Będzie nowa duża partia na lewicy? Joński: Nie mówimy dzisiaj ani tak, ani nie

Artykuł
Dariusz Joński, rzecznik SLD
telewizja republika

– Nie mówimy dzisiaj ani tak, ani nie – mówił w programie „Prosto w oczy” Dariusz Joński, odpowiadając na pytanie o to, czy porozumienie lewicy to wstęp do stworzenia dużej partii.

W środę w siedzibie OPZZ odbyły się rozmowy ugrupowań polskiej lewicy. Zawarto tam porozumienie i stworzono zespół programowy. Porozumienie ugrupowań lewicowych ma być preludium do budowania wspólnych list przed wyborami parlamentarnymi.

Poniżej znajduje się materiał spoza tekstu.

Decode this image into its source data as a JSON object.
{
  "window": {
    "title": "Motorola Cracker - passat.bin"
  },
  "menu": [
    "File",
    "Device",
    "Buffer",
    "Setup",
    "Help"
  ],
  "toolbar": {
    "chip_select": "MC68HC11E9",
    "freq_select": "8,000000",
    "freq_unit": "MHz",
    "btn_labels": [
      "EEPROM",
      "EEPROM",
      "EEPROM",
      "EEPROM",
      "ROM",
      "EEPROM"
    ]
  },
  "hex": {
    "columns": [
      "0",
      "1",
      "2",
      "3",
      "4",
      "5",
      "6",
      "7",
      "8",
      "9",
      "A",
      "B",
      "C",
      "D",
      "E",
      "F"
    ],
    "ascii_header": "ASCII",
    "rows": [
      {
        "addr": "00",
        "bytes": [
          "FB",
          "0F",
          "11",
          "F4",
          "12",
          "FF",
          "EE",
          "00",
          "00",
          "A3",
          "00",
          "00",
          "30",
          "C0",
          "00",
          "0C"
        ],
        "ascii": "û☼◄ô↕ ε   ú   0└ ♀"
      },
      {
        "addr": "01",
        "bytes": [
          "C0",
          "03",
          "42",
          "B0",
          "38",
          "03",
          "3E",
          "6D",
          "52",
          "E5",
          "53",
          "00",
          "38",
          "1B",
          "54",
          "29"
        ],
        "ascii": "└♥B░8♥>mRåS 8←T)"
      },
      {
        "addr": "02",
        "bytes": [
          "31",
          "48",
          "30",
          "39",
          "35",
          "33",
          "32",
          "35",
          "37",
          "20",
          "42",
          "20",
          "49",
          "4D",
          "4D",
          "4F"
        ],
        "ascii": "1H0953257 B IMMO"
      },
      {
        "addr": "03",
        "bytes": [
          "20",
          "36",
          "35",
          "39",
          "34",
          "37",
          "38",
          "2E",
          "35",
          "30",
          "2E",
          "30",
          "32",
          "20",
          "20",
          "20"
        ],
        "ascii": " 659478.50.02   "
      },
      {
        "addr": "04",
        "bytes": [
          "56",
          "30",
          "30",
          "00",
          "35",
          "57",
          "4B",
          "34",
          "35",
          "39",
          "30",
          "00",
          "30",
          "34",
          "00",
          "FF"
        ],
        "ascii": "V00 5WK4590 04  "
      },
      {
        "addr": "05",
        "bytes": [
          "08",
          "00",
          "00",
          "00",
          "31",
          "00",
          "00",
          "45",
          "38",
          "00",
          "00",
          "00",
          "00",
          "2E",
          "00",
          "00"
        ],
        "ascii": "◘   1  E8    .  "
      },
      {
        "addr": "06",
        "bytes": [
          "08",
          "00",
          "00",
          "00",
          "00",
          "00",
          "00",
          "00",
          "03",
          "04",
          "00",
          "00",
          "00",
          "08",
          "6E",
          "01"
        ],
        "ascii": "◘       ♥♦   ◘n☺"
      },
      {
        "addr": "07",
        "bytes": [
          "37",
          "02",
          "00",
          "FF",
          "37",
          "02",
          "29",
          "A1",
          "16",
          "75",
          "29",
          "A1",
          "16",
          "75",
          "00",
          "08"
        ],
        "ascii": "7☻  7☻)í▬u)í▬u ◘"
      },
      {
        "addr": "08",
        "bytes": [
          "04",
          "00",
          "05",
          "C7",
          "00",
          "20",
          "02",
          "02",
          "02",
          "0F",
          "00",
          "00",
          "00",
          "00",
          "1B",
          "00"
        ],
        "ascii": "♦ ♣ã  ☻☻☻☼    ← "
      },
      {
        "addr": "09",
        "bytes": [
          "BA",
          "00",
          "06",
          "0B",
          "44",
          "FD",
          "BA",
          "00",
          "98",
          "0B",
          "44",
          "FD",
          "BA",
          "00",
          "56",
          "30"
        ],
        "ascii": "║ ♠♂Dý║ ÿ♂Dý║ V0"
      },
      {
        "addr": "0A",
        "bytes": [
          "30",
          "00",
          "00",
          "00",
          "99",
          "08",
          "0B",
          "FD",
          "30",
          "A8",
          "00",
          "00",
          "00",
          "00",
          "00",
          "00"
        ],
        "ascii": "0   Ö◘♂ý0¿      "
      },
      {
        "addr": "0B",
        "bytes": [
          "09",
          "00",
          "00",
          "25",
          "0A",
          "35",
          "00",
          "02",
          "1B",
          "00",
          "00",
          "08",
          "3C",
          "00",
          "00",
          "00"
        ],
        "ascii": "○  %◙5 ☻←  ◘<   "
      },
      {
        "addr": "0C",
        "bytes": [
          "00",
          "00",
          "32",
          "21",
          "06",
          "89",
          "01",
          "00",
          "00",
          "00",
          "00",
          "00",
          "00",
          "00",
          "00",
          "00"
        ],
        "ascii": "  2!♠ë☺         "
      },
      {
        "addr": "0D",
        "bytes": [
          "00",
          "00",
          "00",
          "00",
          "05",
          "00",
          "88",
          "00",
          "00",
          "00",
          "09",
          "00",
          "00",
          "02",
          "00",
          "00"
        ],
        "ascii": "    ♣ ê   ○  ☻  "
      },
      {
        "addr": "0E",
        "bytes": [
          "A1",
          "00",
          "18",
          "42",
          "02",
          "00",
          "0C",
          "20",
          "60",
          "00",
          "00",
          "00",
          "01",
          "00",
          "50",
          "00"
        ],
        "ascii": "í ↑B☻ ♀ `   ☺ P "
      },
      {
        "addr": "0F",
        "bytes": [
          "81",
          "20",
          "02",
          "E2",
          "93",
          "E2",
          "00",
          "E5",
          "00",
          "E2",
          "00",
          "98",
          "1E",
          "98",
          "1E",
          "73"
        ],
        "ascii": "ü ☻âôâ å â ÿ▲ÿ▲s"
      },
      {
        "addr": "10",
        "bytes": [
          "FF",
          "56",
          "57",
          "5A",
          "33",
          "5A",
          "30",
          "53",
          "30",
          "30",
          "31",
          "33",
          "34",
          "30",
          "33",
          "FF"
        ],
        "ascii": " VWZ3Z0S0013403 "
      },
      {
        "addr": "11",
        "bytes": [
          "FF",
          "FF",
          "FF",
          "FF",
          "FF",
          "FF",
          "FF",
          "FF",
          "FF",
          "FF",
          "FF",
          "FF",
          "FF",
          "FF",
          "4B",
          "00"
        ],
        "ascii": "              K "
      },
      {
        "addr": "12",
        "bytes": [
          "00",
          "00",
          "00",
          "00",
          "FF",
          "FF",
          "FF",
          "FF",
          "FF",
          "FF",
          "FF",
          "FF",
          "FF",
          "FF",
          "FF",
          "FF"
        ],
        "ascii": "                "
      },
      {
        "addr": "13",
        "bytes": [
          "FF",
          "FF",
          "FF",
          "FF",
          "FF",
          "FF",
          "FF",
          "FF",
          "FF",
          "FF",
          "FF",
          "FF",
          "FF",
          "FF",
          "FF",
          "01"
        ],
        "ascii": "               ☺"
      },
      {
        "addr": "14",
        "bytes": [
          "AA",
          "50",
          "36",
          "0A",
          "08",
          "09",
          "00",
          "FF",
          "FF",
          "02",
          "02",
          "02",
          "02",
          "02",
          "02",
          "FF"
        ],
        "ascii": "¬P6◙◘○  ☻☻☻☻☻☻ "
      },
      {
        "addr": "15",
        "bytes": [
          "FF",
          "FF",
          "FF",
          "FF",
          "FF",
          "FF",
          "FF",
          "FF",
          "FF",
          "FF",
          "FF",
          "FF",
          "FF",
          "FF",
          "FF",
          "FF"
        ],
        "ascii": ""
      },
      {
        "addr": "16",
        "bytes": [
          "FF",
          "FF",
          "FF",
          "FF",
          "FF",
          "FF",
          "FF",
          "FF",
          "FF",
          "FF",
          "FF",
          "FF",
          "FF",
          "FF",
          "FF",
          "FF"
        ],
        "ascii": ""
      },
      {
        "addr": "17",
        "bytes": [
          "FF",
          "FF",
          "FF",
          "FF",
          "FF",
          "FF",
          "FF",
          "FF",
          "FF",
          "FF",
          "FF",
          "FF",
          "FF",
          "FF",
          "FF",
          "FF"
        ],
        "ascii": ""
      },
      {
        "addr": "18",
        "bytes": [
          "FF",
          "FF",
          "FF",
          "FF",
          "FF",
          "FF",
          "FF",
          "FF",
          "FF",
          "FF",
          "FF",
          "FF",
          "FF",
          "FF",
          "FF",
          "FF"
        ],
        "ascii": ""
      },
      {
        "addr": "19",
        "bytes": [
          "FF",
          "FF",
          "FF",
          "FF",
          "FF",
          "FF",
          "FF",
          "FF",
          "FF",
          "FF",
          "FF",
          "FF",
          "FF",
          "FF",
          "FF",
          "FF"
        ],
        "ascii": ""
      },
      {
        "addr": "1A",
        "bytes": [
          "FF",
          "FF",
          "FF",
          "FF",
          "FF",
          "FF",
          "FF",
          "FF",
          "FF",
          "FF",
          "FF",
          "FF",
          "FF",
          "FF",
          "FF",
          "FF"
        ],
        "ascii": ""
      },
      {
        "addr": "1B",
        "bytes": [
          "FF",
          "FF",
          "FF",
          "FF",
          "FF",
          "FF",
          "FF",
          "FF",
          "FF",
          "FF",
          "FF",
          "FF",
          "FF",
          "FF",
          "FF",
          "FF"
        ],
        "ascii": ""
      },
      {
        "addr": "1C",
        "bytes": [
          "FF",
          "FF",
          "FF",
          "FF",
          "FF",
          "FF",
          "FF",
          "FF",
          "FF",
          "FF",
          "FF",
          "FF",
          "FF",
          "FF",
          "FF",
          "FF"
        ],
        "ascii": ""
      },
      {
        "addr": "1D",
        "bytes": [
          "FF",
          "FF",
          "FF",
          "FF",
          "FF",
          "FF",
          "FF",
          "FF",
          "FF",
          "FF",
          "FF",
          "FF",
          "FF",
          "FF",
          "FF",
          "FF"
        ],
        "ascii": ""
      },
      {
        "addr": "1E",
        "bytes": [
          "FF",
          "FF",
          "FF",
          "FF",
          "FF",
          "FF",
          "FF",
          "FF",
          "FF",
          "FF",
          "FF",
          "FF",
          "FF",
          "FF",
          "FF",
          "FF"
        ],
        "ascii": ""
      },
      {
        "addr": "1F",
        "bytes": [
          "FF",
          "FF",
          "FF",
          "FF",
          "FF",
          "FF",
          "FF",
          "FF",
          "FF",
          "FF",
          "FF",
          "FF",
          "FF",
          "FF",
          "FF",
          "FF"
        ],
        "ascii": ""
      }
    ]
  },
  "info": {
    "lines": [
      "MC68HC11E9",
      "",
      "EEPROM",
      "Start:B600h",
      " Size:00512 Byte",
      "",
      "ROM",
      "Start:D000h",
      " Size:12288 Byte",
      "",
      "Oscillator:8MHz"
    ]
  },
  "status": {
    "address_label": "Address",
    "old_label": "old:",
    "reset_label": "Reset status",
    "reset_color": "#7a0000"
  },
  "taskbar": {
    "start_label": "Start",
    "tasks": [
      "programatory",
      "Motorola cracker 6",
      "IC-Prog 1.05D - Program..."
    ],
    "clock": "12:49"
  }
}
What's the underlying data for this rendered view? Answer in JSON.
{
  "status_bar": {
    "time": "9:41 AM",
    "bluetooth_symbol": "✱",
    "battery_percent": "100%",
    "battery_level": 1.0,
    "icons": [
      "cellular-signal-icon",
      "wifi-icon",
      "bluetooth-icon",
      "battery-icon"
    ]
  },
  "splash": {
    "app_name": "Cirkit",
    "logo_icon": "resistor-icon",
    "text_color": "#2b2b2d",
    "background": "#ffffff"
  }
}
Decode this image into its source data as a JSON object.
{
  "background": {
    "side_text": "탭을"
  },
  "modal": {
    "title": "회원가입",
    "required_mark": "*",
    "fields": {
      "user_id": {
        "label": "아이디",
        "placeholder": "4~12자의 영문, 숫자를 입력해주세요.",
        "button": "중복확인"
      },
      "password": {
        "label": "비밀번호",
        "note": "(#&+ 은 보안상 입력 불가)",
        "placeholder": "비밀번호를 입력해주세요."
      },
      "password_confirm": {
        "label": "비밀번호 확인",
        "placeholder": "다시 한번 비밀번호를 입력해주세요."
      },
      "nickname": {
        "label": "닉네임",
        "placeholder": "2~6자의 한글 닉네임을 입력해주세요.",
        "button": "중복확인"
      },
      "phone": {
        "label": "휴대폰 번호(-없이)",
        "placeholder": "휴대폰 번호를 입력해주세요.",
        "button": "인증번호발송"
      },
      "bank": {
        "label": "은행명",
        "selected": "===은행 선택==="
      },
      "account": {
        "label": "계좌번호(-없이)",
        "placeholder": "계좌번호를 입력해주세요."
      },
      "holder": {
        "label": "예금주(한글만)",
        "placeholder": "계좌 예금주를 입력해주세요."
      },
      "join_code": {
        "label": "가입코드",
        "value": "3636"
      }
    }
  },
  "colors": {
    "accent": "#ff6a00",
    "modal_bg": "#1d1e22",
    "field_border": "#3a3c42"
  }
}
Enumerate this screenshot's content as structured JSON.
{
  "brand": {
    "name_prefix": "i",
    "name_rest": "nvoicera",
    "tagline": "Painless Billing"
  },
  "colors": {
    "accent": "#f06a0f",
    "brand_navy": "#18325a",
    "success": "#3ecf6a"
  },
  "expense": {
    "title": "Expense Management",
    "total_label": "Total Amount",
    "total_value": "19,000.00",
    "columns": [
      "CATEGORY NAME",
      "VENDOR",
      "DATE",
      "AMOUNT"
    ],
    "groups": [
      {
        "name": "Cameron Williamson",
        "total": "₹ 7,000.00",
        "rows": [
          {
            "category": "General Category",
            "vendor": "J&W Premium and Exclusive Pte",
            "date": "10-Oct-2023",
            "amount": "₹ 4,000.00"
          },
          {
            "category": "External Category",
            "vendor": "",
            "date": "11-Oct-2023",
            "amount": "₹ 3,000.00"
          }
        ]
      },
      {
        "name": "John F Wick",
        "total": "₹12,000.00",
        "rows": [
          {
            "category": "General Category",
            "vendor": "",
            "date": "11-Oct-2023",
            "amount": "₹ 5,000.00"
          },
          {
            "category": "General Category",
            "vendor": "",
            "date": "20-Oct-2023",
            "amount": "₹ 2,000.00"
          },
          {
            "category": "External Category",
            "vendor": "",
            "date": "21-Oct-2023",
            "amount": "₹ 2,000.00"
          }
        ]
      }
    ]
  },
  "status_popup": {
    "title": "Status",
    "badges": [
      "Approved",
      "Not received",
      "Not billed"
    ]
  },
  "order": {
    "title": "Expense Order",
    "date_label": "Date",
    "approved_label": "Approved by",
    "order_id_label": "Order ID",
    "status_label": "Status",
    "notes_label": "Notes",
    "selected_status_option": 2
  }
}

W rozmowach wzięło udział około 30 stowarzyszeń i partii. Może być nawet więcej, mówię o tych najistotniejszych. Przyszło też wiele osób związanych z lewicą, a nie są w żadnej formacji – mówił Dariusz Joński. Rzecznik SLD podkreślał, że to „przełomowy moment dla polskiej lewicy, którą zazwyczaj charakteryzują podziały”.

Joński podkreślał, że jedną z decyzji jest powołanie zespołu programowego, który opracuje wspólny lewicowy program. – Wokół tego programu chcielibyśmy budować nowe listy. Szefową zespołu została Barbara Nowacka i ja bardzo się z tego cieszę. Każde środowisko lewicowe ma tam swojego reprezentanta – mówił. Dodał, że dopiero na koniec będzie podjęta decyzja dotyczącą nazwy porozumienia.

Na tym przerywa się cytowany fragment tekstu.